While I am confident this merger will benefit our clients, shareholders and communities, I also recognize that although good for many of our colleagues, it will be difficult for some.

 

I understand this news will bring about many questions and create concern for many across the company.

 



 

While we have some answers now, we do not have them all.  You have the commitment of the entire MB Management Team to uphold our core value of Open Communication throughout this process.

 

We have planned a series of communications and meetings to keep you informed.

 

·                  There is an investor call at 8 am CT this morning.  The call may be accessed via webcast at www.53.com under the Investor Events section.  Those unable to listen to the live call may access a webcast replay through the Fifth Third Investor Relations website or a telephone replay by dialing (800) 585-8367.

·                  I will share my thoughts on today’s Monday Morning Conference Call.  Please note that the call will take place at 9:30 am CT.

·                  The press release, Employee FAQ’s, and Key Client Messages are available on MB.net.

·                  A mailbox (mergerquestions@mbfinancial.com) will be set up to take your questions.  Answers will be published weekly on MB.net.

 

I’ve long said our employees are the heart of MB and our values are what set us apart.  Our values are not just words on paper, but they guide our actions every day; so I ask that they continue to be your guide so you can deliver for your fellow team members and customers.

 

I am terribly proud of MB.  We have a terrific company.  I know the combination of MB and Fifth Third will create an even better one.

 



 

IMPORTANT ADDITIONAL INFORMATION AND WHERE TO FIND IT

 

In connection with the proposed merger, Fifth Third Bancorp will file with the SEC a Registration Statement on Form S-4 that will include the Proxy Statement of MB Financial, Inc. and a Prospectus of Fifth Third Bancorp, as well as other relevant documents concerning the proposed transaction. This communication does not constitute an offer to sell or the solicitation of an offer to buy any securities or a solicitation of any vote or approval. INVESTORS AND STOCKHOLDERS ARE URGED TO READ THE REGISTRATION STATEMENT AND THE PROXY STATEMENT/PROSPECTUS REGARDING THE MERGER WHEN IT BECOMES AVAILABLE AND ANY OTHER RELEVANT DOCUMENTS FILED WITH THE SEC, AS WELL AS ANY AMENDMENTS OR SUPPLEMENTS TO THOSE DOCUMENTS, BECAUSE THEY WILL CONTAIN IMPORTANT INFORMATION.

 

A free copy of the Proxy Statement/Prospectus, as well as other filings containing information about Fifth Third Bancorp and MB Financial, Inc., may be obtained at the SEC’s Internet site (http://www.sec.gov).
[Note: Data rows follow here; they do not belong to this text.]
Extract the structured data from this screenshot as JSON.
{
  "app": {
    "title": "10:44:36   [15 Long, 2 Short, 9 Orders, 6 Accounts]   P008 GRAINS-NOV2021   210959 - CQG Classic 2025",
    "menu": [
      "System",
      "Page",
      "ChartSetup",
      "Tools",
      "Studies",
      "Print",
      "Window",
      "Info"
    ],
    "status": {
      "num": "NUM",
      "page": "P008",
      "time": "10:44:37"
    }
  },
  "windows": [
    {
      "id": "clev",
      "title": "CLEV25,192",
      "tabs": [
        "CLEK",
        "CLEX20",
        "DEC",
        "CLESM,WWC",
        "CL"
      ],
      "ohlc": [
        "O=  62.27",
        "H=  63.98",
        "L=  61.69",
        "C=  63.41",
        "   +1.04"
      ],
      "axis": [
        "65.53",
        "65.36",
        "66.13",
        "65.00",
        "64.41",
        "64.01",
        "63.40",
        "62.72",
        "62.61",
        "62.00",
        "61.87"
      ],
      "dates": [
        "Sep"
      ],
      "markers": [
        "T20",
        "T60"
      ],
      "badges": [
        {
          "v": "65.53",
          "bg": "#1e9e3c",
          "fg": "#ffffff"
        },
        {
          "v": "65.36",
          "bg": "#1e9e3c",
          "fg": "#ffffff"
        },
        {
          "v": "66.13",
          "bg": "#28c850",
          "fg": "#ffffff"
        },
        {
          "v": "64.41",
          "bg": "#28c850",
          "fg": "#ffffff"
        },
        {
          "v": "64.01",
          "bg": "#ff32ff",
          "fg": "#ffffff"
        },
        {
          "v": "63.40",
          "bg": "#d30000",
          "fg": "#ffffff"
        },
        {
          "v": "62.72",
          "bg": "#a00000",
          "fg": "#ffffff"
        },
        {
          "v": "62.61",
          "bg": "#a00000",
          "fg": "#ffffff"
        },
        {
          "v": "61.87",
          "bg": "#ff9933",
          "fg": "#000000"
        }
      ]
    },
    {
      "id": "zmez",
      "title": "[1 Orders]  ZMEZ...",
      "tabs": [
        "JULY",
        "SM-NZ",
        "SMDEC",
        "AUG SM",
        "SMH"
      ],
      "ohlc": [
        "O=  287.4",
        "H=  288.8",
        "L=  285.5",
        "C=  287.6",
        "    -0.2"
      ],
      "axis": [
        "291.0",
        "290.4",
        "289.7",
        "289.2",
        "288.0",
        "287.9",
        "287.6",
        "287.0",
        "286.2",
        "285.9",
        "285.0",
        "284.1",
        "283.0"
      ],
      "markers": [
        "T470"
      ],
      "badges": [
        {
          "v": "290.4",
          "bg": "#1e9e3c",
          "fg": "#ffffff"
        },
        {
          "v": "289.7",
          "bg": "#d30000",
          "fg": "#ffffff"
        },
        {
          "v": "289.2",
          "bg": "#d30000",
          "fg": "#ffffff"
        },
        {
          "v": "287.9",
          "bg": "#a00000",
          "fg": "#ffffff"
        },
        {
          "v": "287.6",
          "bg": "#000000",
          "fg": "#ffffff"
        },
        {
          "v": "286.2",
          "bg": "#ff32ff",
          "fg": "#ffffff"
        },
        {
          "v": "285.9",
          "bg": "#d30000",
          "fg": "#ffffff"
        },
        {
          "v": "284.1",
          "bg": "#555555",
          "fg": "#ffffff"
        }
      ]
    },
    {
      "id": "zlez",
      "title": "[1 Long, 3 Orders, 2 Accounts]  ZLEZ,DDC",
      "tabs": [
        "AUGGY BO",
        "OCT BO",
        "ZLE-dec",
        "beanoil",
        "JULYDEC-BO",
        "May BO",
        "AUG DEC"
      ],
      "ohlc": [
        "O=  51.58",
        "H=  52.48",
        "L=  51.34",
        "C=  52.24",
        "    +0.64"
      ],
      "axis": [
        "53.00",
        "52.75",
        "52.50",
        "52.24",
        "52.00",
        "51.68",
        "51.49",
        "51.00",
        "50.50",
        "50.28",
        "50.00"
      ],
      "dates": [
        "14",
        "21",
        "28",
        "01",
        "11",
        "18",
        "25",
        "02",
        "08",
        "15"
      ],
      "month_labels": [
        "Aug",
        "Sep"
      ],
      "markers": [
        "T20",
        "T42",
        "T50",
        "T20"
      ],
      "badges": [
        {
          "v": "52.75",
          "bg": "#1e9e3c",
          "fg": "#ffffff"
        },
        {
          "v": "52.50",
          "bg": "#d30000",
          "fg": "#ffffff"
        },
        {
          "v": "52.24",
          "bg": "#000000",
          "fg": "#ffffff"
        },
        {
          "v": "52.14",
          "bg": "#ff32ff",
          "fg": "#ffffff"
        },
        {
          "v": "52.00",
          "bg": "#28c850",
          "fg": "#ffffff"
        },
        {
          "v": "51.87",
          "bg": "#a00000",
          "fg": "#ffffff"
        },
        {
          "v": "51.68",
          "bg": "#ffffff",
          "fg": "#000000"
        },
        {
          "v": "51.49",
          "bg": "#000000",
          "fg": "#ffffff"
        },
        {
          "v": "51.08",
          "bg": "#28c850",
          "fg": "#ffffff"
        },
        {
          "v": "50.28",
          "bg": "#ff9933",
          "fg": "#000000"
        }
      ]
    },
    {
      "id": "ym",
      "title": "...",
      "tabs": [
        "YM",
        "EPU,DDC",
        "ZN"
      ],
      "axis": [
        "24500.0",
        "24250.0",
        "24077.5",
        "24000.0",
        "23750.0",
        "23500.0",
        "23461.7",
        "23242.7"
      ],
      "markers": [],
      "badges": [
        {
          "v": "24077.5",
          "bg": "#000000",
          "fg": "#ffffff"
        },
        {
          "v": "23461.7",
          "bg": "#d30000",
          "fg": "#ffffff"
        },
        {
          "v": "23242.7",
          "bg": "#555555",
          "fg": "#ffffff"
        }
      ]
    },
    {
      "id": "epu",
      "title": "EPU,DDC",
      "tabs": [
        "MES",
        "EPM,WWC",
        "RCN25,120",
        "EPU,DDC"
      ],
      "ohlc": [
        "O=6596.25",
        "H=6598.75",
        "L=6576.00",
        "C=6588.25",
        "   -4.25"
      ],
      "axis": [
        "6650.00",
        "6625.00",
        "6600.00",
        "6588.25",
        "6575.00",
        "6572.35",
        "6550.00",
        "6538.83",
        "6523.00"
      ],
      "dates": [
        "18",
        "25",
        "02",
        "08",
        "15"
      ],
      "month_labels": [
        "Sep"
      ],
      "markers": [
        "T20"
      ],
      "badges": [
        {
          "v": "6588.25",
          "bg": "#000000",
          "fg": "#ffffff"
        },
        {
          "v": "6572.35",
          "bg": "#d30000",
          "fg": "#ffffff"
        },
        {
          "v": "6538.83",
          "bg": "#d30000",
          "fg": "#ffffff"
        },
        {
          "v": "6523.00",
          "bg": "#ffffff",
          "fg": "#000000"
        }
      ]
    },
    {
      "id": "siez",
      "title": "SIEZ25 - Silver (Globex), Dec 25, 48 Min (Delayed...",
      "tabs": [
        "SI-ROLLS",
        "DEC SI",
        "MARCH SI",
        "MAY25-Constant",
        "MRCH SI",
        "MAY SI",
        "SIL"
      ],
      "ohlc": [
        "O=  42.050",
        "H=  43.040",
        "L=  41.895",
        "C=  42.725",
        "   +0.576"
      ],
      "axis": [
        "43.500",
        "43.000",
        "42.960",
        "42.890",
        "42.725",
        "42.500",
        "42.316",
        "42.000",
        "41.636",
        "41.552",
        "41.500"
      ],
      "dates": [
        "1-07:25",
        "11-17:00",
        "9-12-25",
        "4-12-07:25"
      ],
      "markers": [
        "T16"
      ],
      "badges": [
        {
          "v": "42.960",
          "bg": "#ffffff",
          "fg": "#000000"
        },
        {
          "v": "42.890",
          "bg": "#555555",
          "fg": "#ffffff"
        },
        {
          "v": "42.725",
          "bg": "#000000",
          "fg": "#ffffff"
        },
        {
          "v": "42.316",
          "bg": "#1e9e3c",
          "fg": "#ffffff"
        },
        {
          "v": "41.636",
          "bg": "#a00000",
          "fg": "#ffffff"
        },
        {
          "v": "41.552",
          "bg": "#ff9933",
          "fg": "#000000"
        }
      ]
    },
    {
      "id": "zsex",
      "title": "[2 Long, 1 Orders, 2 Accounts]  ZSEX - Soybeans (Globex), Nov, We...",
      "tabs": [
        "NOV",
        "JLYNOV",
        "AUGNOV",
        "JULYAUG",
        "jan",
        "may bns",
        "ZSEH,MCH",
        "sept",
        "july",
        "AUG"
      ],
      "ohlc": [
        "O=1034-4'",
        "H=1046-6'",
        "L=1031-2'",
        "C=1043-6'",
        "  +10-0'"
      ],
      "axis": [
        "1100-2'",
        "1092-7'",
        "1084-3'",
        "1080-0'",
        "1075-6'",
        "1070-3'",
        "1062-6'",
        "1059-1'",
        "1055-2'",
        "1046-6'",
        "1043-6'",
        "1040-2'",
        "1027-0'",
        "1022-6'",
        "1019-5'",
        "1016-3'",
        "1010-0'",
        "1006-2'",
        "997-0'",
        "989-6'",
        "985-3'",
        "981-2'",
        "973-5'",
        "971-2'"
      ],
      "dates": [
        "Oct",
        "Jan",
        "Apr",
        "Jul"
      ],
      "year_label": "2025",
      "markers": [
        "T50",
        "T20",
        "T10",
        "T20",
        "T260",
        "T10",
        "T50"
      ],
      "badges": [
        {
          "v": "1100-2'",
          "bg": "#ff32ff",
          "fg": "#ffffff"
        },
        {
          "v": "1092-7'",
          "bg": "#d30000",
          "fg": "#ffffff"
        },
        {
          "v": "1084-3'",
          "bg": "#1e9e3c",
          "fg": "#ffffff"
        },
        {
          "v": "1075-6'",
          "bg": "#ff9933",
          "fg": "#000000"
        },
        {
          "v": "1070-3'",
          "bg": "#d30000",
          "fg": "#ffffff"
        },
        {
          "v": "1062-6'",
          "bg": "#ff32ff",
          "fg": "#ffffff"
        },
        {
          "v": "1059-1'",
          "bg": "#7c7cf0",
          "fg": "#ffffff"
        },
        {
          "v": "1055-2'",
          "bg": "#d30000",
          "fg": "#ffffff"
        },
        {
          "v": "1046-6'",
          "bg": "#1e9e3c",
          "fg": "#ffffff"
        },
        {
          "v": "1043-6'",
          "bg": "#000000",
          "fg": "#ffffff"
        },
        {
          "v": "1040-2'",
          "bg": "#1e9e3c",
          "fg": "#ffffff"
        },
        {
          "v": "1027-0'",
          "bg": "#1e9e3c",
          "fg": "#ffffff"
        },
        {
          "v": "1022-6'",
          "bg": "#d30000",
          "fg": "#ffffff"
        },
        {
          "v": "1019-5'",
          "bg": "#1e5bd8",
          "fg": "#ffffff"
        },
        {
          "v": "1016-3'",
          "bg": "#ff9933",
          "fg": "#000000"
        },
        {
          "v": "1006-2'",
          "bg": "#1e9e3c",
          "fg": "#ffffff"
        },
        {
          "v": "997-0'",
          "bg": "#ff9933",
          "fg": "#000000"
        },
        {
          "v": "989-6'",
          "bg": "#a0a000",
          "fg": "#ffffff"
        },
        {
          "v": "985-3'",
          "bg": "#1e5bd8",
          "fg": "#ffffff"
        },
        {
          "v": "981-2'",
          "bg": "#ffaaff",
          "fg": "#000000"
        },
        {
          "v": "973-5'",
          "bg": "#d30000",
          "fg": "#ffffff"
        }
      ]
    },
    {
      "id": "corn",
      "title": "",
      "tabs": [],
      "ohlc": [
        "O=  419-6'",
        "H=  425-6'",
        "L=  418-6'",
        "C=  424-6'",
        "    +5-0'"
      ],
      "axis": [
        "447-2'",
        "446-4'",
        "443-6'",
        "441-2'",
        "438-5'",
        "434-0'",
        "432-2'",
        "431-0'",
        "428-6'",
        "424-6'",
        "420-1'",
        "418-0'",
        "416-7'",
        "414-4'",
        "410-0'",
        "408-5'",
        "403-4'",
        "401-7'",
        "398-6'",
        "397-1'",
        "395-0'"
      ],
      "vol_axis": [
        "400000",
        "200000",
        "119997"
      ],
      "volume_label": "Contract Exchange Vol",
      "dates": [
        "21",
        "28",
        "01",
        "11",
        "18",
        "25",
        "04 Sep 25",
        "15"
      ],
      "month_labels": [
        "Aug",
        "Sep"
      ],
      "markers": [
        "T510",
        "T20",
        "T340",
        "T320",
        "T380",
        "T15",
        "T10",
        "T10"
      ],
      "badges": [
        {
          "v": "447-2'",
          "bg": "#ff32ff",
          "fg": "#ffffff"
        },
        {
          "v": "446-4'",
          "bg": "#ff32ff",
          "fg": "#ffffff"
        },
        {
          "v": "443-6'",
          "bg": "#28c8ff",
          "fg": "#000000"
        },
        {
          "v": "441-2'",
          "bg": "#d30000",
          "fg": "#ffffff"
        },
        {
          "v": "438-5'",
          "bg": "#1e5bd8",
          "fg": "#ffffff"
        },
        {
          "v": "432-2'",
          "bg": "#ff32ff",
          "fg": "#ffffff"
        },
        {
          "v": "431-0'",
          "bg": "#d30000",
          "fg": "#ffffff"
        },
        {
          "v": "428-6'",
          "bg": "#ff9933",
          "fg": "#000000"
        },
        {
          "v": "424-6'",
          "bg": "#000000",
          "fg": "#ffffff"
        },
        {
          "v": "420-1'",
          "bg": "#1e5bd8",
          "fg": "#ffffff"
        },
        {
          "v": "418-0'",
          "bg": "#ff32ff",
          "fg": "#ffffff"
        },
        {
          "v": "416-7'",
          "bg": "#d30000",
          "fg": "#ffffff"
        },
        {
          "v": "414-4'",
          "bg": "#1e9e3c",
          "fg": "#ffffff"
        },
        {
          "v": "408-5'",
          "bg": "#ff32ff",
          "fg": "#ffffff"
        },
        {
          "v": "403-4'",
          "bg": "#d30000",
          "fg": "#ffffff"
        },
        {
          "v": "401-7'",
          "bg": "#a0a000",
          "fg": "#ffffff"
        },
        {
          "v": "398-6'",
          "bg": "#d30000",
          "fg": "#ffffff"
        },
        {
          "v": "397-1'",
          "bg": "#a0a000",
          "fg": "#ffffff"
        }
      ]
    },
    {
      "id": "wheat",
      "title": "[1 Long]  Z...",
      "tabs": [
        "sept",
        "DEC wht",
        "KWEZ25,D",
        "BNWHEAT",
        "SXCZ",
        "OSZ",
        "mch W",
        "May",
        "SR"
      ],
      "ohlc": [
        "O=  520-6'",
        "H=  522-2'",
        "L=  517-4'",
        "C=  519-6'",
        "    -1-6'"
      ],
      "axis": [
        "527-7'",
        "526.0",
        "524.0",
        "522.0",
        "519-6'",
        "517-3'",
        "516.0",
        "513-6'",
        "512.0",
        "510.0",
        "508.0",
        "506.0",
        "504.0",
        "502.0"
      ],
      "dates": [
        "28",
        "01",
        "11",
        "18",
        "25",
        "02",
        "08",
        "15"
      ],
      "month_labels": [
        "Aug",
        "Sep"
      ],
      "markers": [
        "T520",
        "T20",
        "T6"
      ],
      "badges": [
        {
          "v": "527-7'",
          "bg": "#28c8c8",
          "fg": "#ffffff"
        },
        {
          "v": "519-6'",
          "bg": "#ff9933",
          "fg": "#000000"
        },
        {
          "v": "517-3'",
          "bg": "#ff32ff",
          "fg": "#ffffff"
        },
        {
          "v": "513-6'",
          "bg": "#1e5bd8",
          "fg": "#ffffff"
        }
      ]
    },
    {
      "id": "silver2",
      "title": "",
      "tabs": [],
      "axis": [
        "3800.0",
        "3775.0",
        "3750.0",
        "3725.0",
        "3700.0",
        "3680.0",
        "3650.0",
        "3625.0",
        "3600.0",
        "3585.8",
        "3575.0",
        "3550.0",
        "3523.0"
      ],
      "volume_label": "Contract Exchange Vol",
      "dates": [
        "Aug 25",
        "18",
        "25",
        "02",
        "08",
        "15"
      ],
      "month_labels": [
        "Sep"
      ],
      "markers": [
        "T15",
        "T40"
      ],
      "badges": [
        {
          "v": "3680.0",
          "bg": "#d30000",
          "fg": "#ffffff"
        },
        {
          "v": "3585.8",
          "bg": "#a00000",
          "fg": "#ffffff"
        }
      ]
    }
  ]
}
You will also be able to obtain these documents, free of charge, from Fifth Third Bancorp at ir.53.com or from MB Financial, Inc. by accessing MB Financial, Inc.’s website at investor.mbfinancial.com. Copies of the Proxy Statement/Prospectus can also be obtained, free of charge, by directing a request to Fifth Third Investor Relations at Fifth Third Investor Relations, MD 1090QC, 38 Fountain Square Plaza, Cincinnati, OH 45263, by calling (866) 670-0468, or by sending an e-mail to ir@53.com or to MB Financial, Attention: Corporate Secretary, at 6111 North River Road, Rosemont, Illinois 60018, by calling (847) 653-1992 or by sending an e-mail to dkoros@mbfinancial.com.

 

Fifth Third Bancorp and MB Financial, Inc. and certain of their respective directors and executive officers may be deemed to be participants in the solicitation of proxies from the stockholders of MB Financial, Inc. in respect of the transaction described in the Proxy Statement/Prospectus. Information regarding Fifth Third Bancorp’s directors and executive officers is contained in Fifth Third Bancorp’s Annual Report on Form 10-K for the year ended December 31, 2017 and its Proxy Statement on Schedule 14A, dated March 6, 2018, which are filed with the SEC.  Information regarding MB Financial, Inc.’s directors and executive officers is contained in its Proxy Statement on Schedule 14A filed with the SEC on April 3, 2018. Additional information regarding the interests of those participants and other persons who may be deemed participants in the transaction may be obtained by reading the Proxy Statement/Prospectus regarding the proposed merger when it becomes available. Free copies of this document may be obtained as described in the preceding paragraph.

 



 

FORWARD-LOOKING STATEMENTS

 

This communication contains forward-looking statements within the meaning of the Private Securities Litigation Reform Act of 1995 including, but not limited to, Fifth Third Bancorp’s and MB Financial, Inc.’s expectations or predictions of future financial or business performance or conditions. Forward-looking statements are typically identified by words such as “believe,” “expect,” “anticipate,” “intend,” “target,” “estimate,” “continue,” “positions,” “plan,” “predict,” “project,” “forecast,” “guidance,” “goal,” “objective,” “prospects,” “possible” or “potential,” by future conditional verbs such as “assume,” “will,” “would,” “should,” “could” or “may”, or by variations of such words or by similar expressions. These forward-looking statements are subject to numerous assumptions, risks and uncertainties, which change over time. Forward-looking statements speak only as of the date they are made and we assume no duty to update forward-looking statements. Actual results may differ materially from current projections.

 

In addition to factors previously disclosed in Fifth Third Bancorp’s and MB Financial, Inc.’s reports filed with or furnished to the SEC and those identified elsewhere in this communication, the following factors, among others, could cause actual results to differ materially from forward-looking statements or historical performance: the ability to obtain regulatory approvals and meet other closing conditions to the merger, including approval of the merger by MB Financial, Inc.’s stockholders on the expected terms and schedule, including the risk that regulatory approvals required for the merger are not obtained or are obtained subject to conditions that are not anticipated; delay in closing the merger; difficulties and delays in integrating the businesses of MB Financial, Inc. or fully realizing cost savings and other benefits; business disruption following the merger; changes in asset quality and credit risk; the inability to sustain revenue and earnings growth; changes in interest rates and capital markets; inflation; customer acceptance of Fifth Third Bancorp’s products and services; customer borrowing, repayment, investment and deposit practices; customer disintermediation; the introduction, withdrawal, success and timing of business initiatives; competitive conditions; the inability to realize cost savings or revenues or to implement integration plans and other consequences associated with mergers, acquisitions and divestitures; economic conditions; and the impact, extent and timing of technological changes, capital management activities, and other actions of the Federal Reserve Board and legislative and regulatory actions and reforms.

 

Annualized, pro forma, projected and estimated numbers are used for illustrative purpose only, are not forecasts and may not reflect actual results.